Para tentar curar a saudade, Leonardo passou a ter consultas com a psicóloga da faculdade. Mas a dificuldade em traduzir os sentimentos para outra língua o fizeram buscar ajuda do outro lado do oceano, no Brasil, através de atendimento online. “Cheguei à conclusão de que eu não estava feliz com a forma com que eu estava construindo a minha vida, longe das pessoas que eu amo. Foi aí que decidi voltar”, conta.
A experiência se tornou essencial para o crescimento do estudante. “Antes eu tinha um excesso de autoconfiança, até uma arrogância em relação a alguns aspectos da vida. Hoje, depois de tudo, me sinto mais maduro, com os pés no chão. Me conheço melhor”, diz.
O estudante Silvio Maranhão, 21, também retornou ao Brasil antes do previsto. Ele foi para a Austrália com o intuito de cursar cinema e ficar por lá mas, assim que terminou o curso de um ano, voltou. “Em um certo ponto eu não sabia mais o que fazer. Tinha saudades da minha casa, de sentar no meu sofá, de dormir com o meu cachorro”, conta. Mesmo com a cidadania australiana, obtida para a mudança definitiva, algumas questões falaram mais alto, como a dificuldade em conseguir um emprego.

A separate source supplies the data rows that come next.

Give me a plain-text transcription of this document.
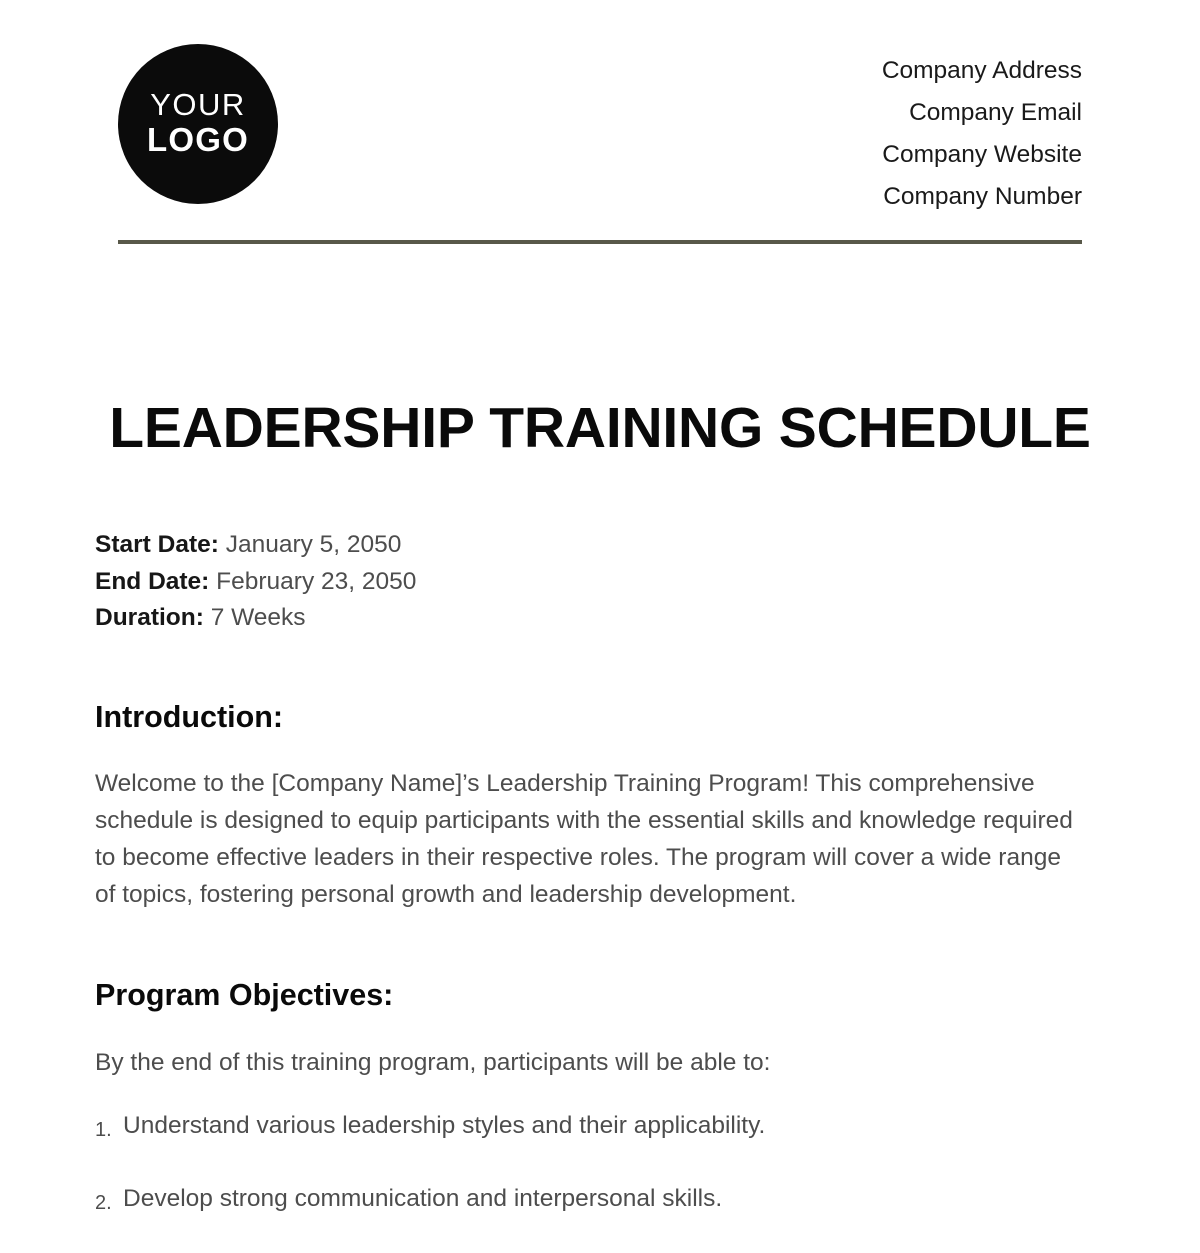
YOUR
LOGO
Company Address
Company Email
Company Website
Company Number
LEADERSHIP TRAINING SCHEDULE
Start Date: January 5, 2050
End Date: February 23, 2050
Duration: 7 Weeks
Introduction:
Welcome to the [Company Name]’s Leadership Training Program! This comprehensive schedule is designed to equip participants with the essential skills and knowledge required to become effective leaders in their respective roles. The program will cover a wide range of topics, fostering personal growth and leadership development.
Program Objectives:
By the end of this training program, participants will be able to:
1. Understand various leadership styles and their applicability.
2. Develop strong communication and interpersonal skills.
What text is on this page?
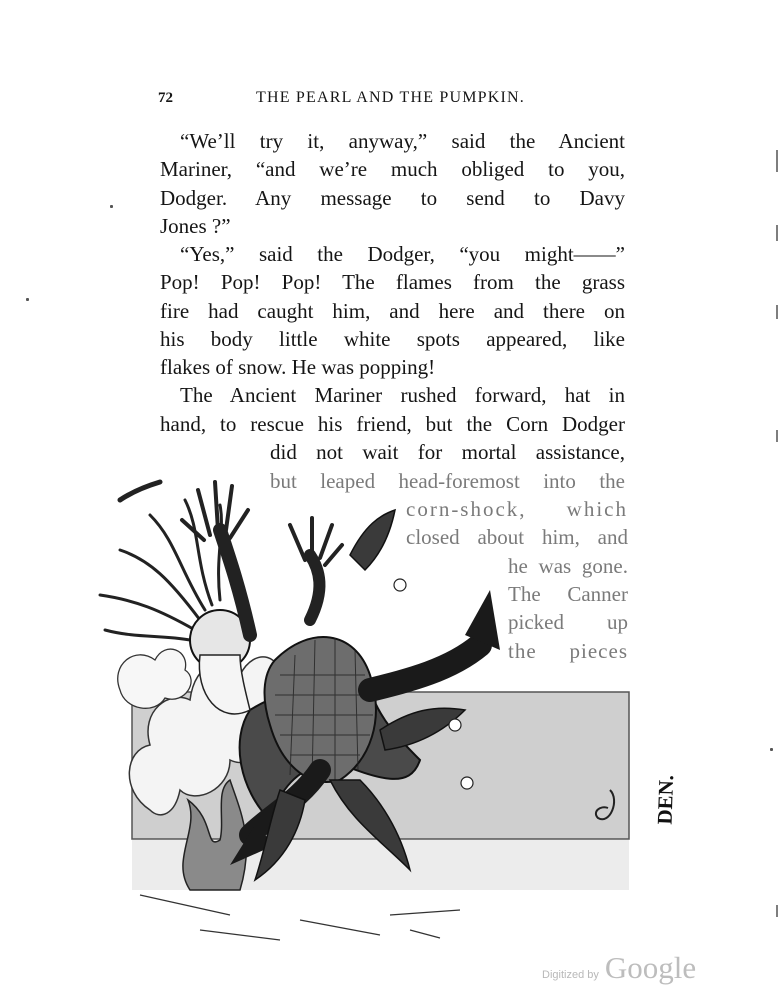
72	THE PEARL AND THE PUMPKIN.
“We’ll try it, anyway,” said the Ancient
Mariner, “and we’re much obliged to you,
Dodger. Any message to send to Davy
Jones ?”
“Yes,” said the Dodger, “you might——”
Pop! Pop! Pop! The flames from the grass
fire had caught him, and here and there on
his body little white spots appeared, like
flakes of snow. He was popping!
The Ancient Mariner rushed forward, hat in
hand, to rescue his friend, but the Corn Dodger
did not wait for mortal assistance,
but leaped head-foremost into the
corn-shock, which
closed about him, and
he was gone.
The Canner
picked up
the pieces
DEN.
Digitized by Google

“Sempre fica um pouco daquela frustração de dever não cumprido, mas tentei ignorar porque teoricamente meu dever estava cumprido. Fui para estudar, acabei o curso e tirei meu diploma. Ao mesmo tempo penso: será que desisti muito cedo? Acho que eu podia ter aguentado, mas não me arrependo da decisão de ter voltado”, revela.